Craig briefs: Pork producer attends conference

Pork producer attends conference

— Nathan Chapman, of Craig, participated in the National Junior Swine Association National Youth Leadership Conference on April 24 through 26 in St. Louis.

During the conference, members of the NJSA learned about issues affecting the swine industry including selection practices, environmental stewardship, factors affecting the economy, swine health, career opportunities and more.

Speakers from across the United States presented motivational presentations and interactive workshops.

Chapman is a sophomore at Moffat County High School.

He participates on the FFA Meats Judging Team, shows Market Beef in 4-H, and produces and shows purebred and crossbred swine.

Chapman met other young people from throughout the United States who are dedicated to serving the pork industry.

"My weekend at the conference helped me better understand the pork industry as a whole," Chapman said. "It also helped me realize how everyone is impacted by the pork industry and how important bio security and swine health is to our operation.

Kelly Barnes, of Edmond, Okla., served as the keynote speaker.

He said, "It is important for our youths to understand a simple fact: We, as Americans, do not suffer from a lack of opportunities. We simply suffer from a lack of people willing to work hard for those opportunities. There is a lot to be said for these young leaders at this conference who are willing to take the time to invest in their own future. Despite what we might see on TV, hear on the radio or read in the newspaper, the youths of America are doing amazing things - that is evident this weekend in St. Louis."

The NJSA was formally established in 2000 for youths ages 21 and younger who have an interest in the Duroc, Hampshire, Landrace and Yorkshire breeds of swine.

Letters carriers to collect for food drive

The National Association of Letter Carriers, in conjunction with the United States Postal Service, will be collecting non-perishable food items such as canned meats and fish, canned soup, juice, pasta, vegetables, cereal and rice May 9.

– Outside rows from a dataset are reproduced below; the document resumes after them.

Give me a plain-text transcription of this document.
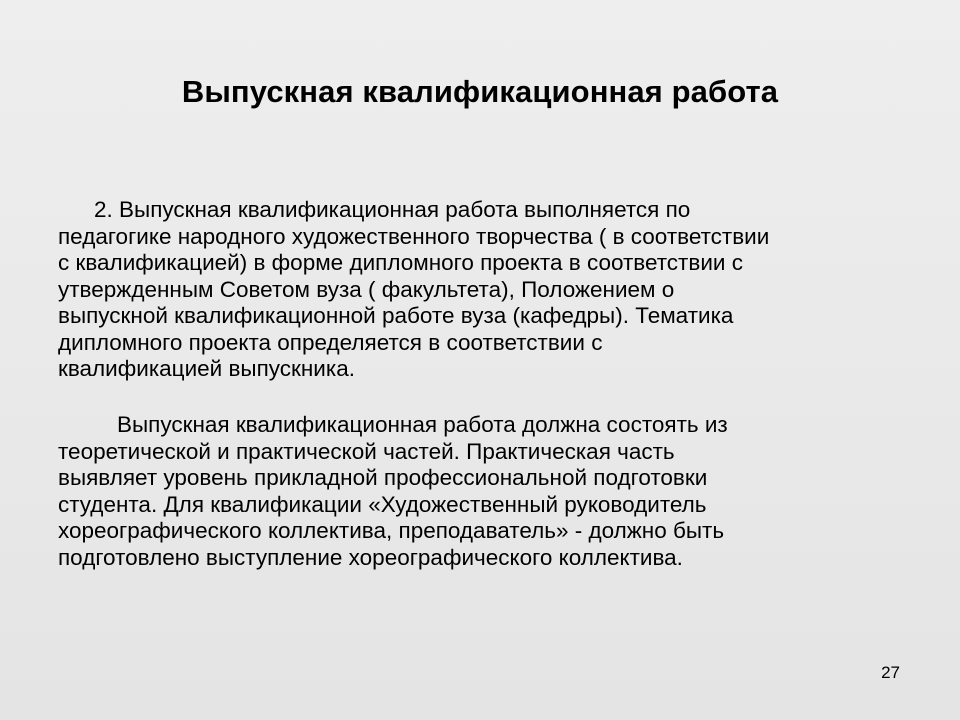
Выпускная квалификационная работа
2. Выпускная квалификационная работа выполняется по
педагогике народного художественного творчества ( в соответствии
с квалификацией) в форме дипломного проекта в соответствии с
утвержденным Советом вуза ( факультета), Положением о
выпускной квалификационной работе вуза (кафедры). Тематика
дипломного проекта определяется в соответствии с
квалификацией выпускника.
Выпускная квалификационная работа должна состоять из
теоретической и практической частей. Практическая часть
выявляет уровень прикладной профессиональной подготовки
студента. Для квалификации «Художественный руководитель
хореографического коллектива, преподаватель» - должно быть
подготовлено выступление хореографического коллектива.
27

The food will help families in the community.

Residents can donate by placing food donations at their mailboxes May 9 before their letter carrier arrives. It will be taken to the post office and then delivered to local food banks and pantries. Do not include items that have expired or those in glass containers.

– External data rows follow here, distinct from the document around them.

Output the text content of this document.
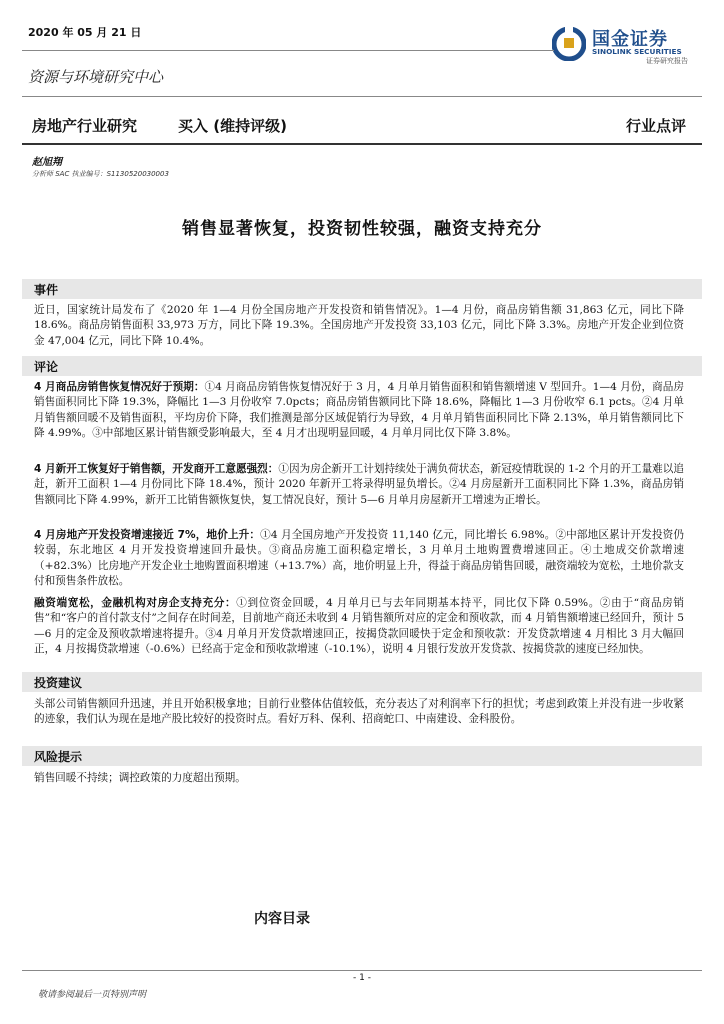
2020 年 05 月 21 日	国金证券
SINOLINK SECURITIES
证券研究报告
资源与环境研究中心
房地产行业研究	买入 (维持评级)	行业点评
赵旭翔
分析师 SAC 执业编号：S1130520030003
销售显著恢复，投资韧性较强，融资支持充分
事件
近日，国家统计局发布了《2020 年 1—4 月份全国房地产开发投资和销售情况》。1—4 月份，商品房销售额 31,863 亿元，同比下降 18.6%。商品房销售面积 33,973 万方，同比下降 19.3%。全国房地产开发投资 33,103 亿元，同比下降 3.3%。房地产开发企业到位资金 47,004 亿元，同比下降 10.4%。
评论
4 月商品房销售恢复情况好于预期：①4 月商品房销售恢复情况好于 3 月，4 月单月销售面积和销售额增速 V 型回升。1—4 月份，商品房销售面积同比下降 19.3%，降幅比 1—3 月份收窄 7.0pcts；商品房销售额同比下降 18.6%，降幅比 1—3 月份收窄 6.1 pcts。②4 月单月销售额回暖不及销售面积，平均房价下降，我们推测是部分区域促销行为导致，4 月单月销售面积同比下降 2.13%，单月销售额同比下降 4.99%。③中部地区累计销售额受影响最大，至 4 月才出现明显回暖，4 月单月同比仅下降 3.8%。
4 月新开工恢复好于销售额，开发商开工意愿强烈：①因为房企新开工计划持续处于满负荷状态，新冠疫情耽误的 1-2 个月的开工量难以追赶，新开工面积 1—4 月份同比下降 18.4%，预计 2020 年新开工将录得明显负增长。②4 月房屋新开工面积同比下降 1.3%，商品房销售额同比下降 4.99%，新开工比销售额恢复快，复工情况良好，预计 5—6 月单月房屋新开工增速为正增长。
4 月房地产开发投资增速接近 7%，地价上升：①4 月全国房地产开发投资 11,140 亿元，同比增长 6.98%。②中部地区累计开发投资仍较弱，东北地区 4 月开发投资增速回升最快。③商品房施工面积稳定增长，3 月单月土地购置费增速回正。④土地成交价款增速（+82.3%）比房地产开发企业土地购置面积增速（+13.7%）高，地价明显上升，得益于商品房销售回暖，融资端较为宽松，土地价款支付和预售条件放松。
融资端宽松，金融机构对房企支持充分：①到位资金回暖，4 月单月已与去年同期基本持平，同比仅下降 0.59%。②由于“商品房销售”和“客户的首付款支付”之间存在时间差，目前地产商还未收到 4 月销售额所对应的定金和预收款，而 4 月销售额增速已经回升，预计 5—6 月的定金及预收款增速将提升。③4 月单月开发贷款增速回正，按揭贷款回暖快于定金和预收款：开发贷款增速 4 月相比 3 月大幅回正，4 月按揭贷款增速（-0.6%）已经高于定金和预收款增速（-10.1%），说明 4 月银行发放开发贷款、按揭贷款的速度已经加快。
投资建议
头部公司销售额回升迅速，并且开始积极拿地；目前行业整体估值较低，充分表达了对利润率下行的担忧；考虑到政策上并没有进一步收紧的迹象，我们认为现在是地产股比较好的投资时点。看好万科、保利、招商蛇口、中南建设、金科股份。
风险提示
销售回暖不持续；调控政策的力度超出预期。
内容目录
- 1 -
敬请参阅最后一页特别声明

Police warn residents of 'virtual hijacking'

A local resident reported to the Craig Police Department that someone intruded into the resident's personal computer via a "trojan" or "worm," police officers reported in a news release.

This intrusion resulted in the "virtual hijacking" of personal information without the victim's permission or knowledge until recently, police reported.

As a result, other e-mail contacts from the victim's computer are receiving fraudulent "scam" e-mails indicating that their friend, the victim, is in the United Kingdom on a trip and has experienced financial difficulties. The e-mail asks for the recipient to wire funds via Western Union to assist their friend.

The victim is in Craig, police reported, and has not traveled to the United Kingdom.

Police are warning anyone who receives e-mails requesting money be wired to another person in a foreign country to not respond and to delete the message. Responding to these e-mails will put the recipient at risk of having their computer infected and their personal information taken from their computer.

Residents should notify local law enforcement should they suspect they have received suspicious e-mails or telephone calls.